Maybe I’m just being dense but I’m still not really getting why you think that (despite your past attempts to explain it to me in conversation). The current paper doesn’t seem to make a strong attempt to explain it either.
- paulfchristiano 10 Jun 2013 14:05 UTC
  2 points
  Parent
  
  I read that paper before but it doesn’t say why its proposed way of handling logical uncertainty is the correct one, except that it “seem to have some good properties”.
  
  This is basically the same as the situation with respect to indexical probabilities. There are dominance arguments for betting odds etc. that don’t quite go through, but it seems like probabilities are still distinguished as a good best guess, and worth fleshing out. And if you accept probabilities prior specification is the clear next question.
  
  I’m not entirely clear on your position. Are you saying that theoretical AI work by safety-concerned folks has a net social cost, accounting for reputation impacts, or excluding reputation impacts?
  
  I think it’s plausible there are net social costs, excluding reputational impacts, and would certainly prefer to think more about it first. But with reputational impacts it seems like the case is relatively clear (of course this is potentially self-serving reasoning), and there are similar gains in terms of making things seem more concrete etc.
  
  Maybe I’m just being dense but I’m still not really getting why you think that (despite your past attempts to explain it to me in conversation). The current paper doesn’t seem to make a strong attempt to explain it either.
  
  Well, the first claim was that without the epsilons (i.e. with closed instead of open intervals) it would be exactly what you wanted (you would have an inner symbol that exactly corresponded to reality), and the second claim was that the epsilons aren’t so bad (e.g. because exact comparisons between floats are kind of silly anyway). Probably those could be more explicit in the writeup, but it would be helpful to know which steps seem shakiest.
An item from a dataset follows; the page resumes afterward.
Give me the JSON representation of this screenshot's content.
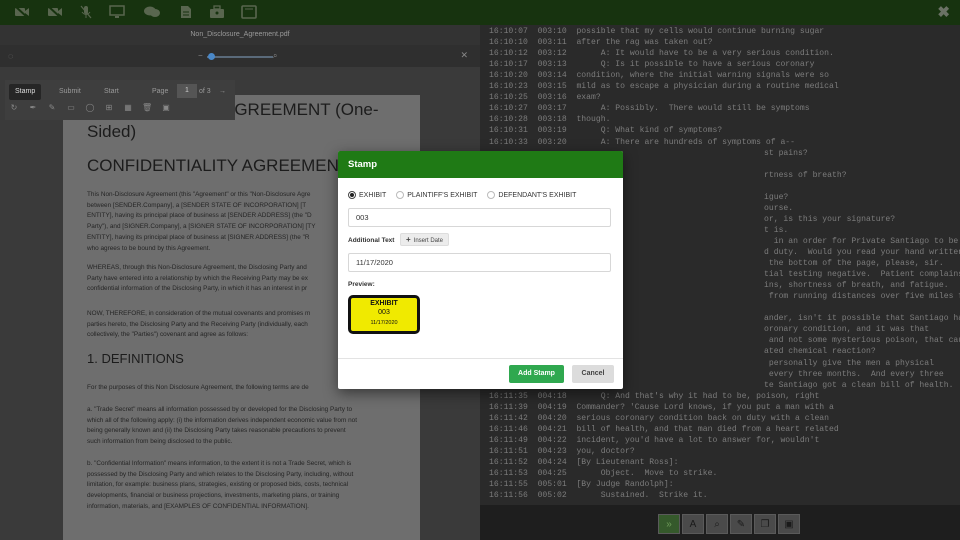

  - Wei Dai 10 Jun 2013 16:52 UTC
    4 points
    Parent
    
    Well, the first claim was that without the epsilons (i.e. with closed instead of open intervals) it would be exactly what you wanted (you would have an inner symbol that exactly corresponded to reality)
    
    Why do you say “exactly corresponded to reality”? You’d have an inner symbol which corresponded to the outer P, but P must be more like subjective credence than external reality, since in reality each logical statement is presumably either true or false, not a probabilistic mixture of both?
    
    Intuitively, what I’d want is a “math intuition module” which, if it was looking at a mathematical expression denoting the beliefs that a copy of itself would have after running for a longer period of time or having more memory, would assign high probability that those beliefs would better correspond to reality than its own current beliefs. This would in turn license the AI using this MIM to build a more powerful version of itself, or just to believe that “think more” is generally a good idea aside from opportunity costs. I understand that you are not trying to directly build such an MIM, just to do a possibility proof. But your formalism looks very different from my intuitive requirement, and I don’t understand what your intuitive requirement might be.
    - paulfchristiano 2 Jul 2013 12:43 UTC
      2 points
      Parent
      P is intended to be like objective reality, exactly analogously with the predicate “True.” So we can adjoin P as a symbol and the reflection principle as an axiom schema, and thereby obtain a more expressive language. Depending on architecture, this also may increase the agent’s ability to formulate or reason about hypotheses.
      
      Statements without P’s in them, are indeed either true or false with probability 1. I agree it is a bit odd for statements with P in them to have probabilities, but I don’t see a strong argument it shouldn’t happen. In particular, it seems irrelevant to anything meaningful we would like to do with a truth predicate. In subsequent versions of this result, the probabilities have been removed and the core topological considerations exposed directly.
      
      The relationship between a truth predicate and the kind of reasoning you discuss (a MIM that believes its own computations are trustworthy) is that truth is useful or perhaps necessary for defining the kind of correspondence that you want the MIM to accept, about a general relationship between the algorithm it is running and what is “true”. So having a notion of “truth” seems like the first step.